Beberapa hari kemudian, uang yang terkumpul dirasa cukup untuk membeli seragam paskibraka. Mak Widuri mengajak Surya ke pasar untuk membeli seragam paskibraka. Jarak dari rumah ke pasar sekitar 4 kilometer dan mereka harus menempuhnya dengan berjalan kaki. Karena mereka tak punya cukup uang untuk naik ojek. 
Sesampainya di pasar, Surya dan Mak Widuri berkeliling kios satu persatu menanyakan seragam paskibraka. Tapi tak ada satupun yang menjualnya di pasar. Katanya harus ke kota kecamatan untuk membeli seragam tersebut. Atau dengan memesan pada tukang jahit, tapi tidak bisa juga langsung jadi dalam waktu dekat. 
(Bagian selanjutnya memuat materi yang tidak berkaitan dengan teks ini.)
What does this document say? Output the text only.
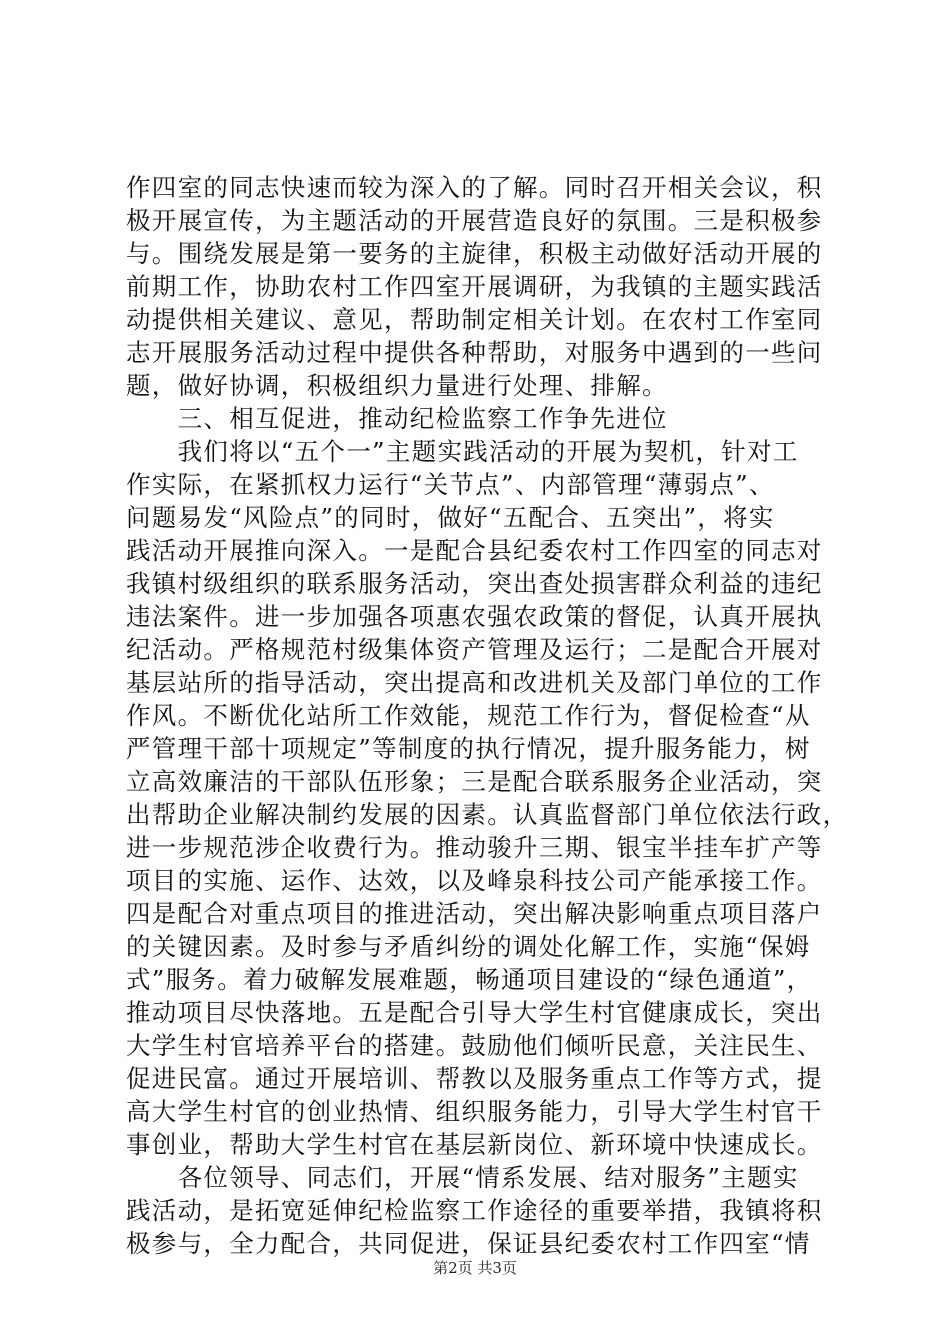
作四室的同志快速而较为深入的了解。同时召开相关会议，积
极开展宣传，为主题活动的开展营造良好的氛围。三是积极参
与。围绕发展是第一要务的主旋律，积极主动做好活动开展的
前期工作，协助农村工作四室开展调研，为我镇的主题实践活
动提供相关建议、意见，帮助制定相关计划。在农村工作室同
志开展服务活动过程中提供各种帮助，对服务中遇到的一些问
题，做好协调，积极组织力量进行处理、排解。
　　三、相互促进，推动纪检监察工作争先进位
　　我们将以“五个一”主题实践活动的开展为契机，针对工
作实际，在紧抓权力运行“关节点”、内部管理“薄弱点”、
问题易发“风险点”的同时，做好“五配合、五突出”，将实
践活动开展推向深入。一是配合县纪委农村工作四室的同志对
我镇村级组织的联系服务活动，突出查处损害群众利益的违纪
违法案件。进一步加强各项惠农强农政策的督促，认真开展执
纪活动。严格规范村级集体资产管理及运行；二是配合开展对
基层站所的指导活动，突出提高和改进机关及部门单位的工作
作风。不断优化站所工作效能，规范工作行为，督促检查“从
严管理干部十项规定”等制度的执行情况，提升服务能力，树
立高效廉洁的干部队伍形象；三是配合联系服务企业活动，突
出帮助企业解决制约发展的因素。认真监督部门单位依法行政，
进一步规范涉企收费行为。推动骏升三期、银宝半挂车扩产等
项目的实施、运作、达效，以及峰泉科技公司产能承接工作。
四是配合对重点项目的推进活动，突出解决影响重点项目落户
的关键因素。及时参与矛盾纠纷的调处化解工作，实施“保姆
式”服务。着力破解发展难题，畅通项目建设的“绿色通道”，
推动项目尽快落地。五是配合引导大学生村官健康成长，突出
大学生村官培养平台的搭建。鼓励他们倾听民意，关注民生、
促进民富。通过开展培训、帮教以及服务重点工作等方式，提
高大学生村官的创业热情、组织服务能力，引导大学生村官干
事创业，帮助大学生村官在基层新岗位、新环境中快速成长。
　　各位领导、同志们，开展“情系发展、结对服务”主题实
践活动，是拓宽延伸纪检监察工作途径的重要举措，我镇将积
极参与，全力配合，共同促进，保证县纪委农村工作四室“情
第2页 共3页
Karena di kampung itu hanya ada satu orang tukang jahit yang alat jahitnya pun sudah sering ngadat termakan usia. Wajah Surya sudah terlihat sangat sedih. Ia meneteskan air mata sambil berjalan pulang. Ia takut tak bisa ikut upacara nanti hanya karena dia tak punya seragam.
“Bagaimana ini Nak?” tanya Mak Widuri kebingungan.
“Kalau ke kota kan lama Mak. Masih sangat jauh dari sini. Kalau berjalan kaki 3 hari baru bisa sampai di sana. Berarti Surya tidak akan bisa ikut upacara nanti.” Jawab Surya sambil menangis.
“Sudahlah, tidak usah bersedih seperti itu. Besok saja kita ke kota kecamatan. Mamak cari uang ongkos dulu untuk ke sana, kita bisa ikut menumpang menuju ke sana, jadi kita tidak perlu berjalan kaki.” Tutur Mak Widuri.
“Bener Mak?” tanya Surya mengusap air matanya.
Mak Widuri mengangguk dan dengan berat hati mereka kembali ke rumah dengan tangan kosong. Tidak mendapatkan apa yang mereka inginkan,hanya mendapat lelah berjalan kaki berkilo-kilo meter.
“Mak… dari mana saja? Saya tadi pagi ke sini tidak ada orang.” sapa Pak Jarwo ketika Mak Widuri dan Surya baru sampai di halaman rumah.
“Kami dari pasar Pak. Ada keperluan apa ya Pak? Mari masuk dulu!” Kata Mak Widuri mempersilahkan.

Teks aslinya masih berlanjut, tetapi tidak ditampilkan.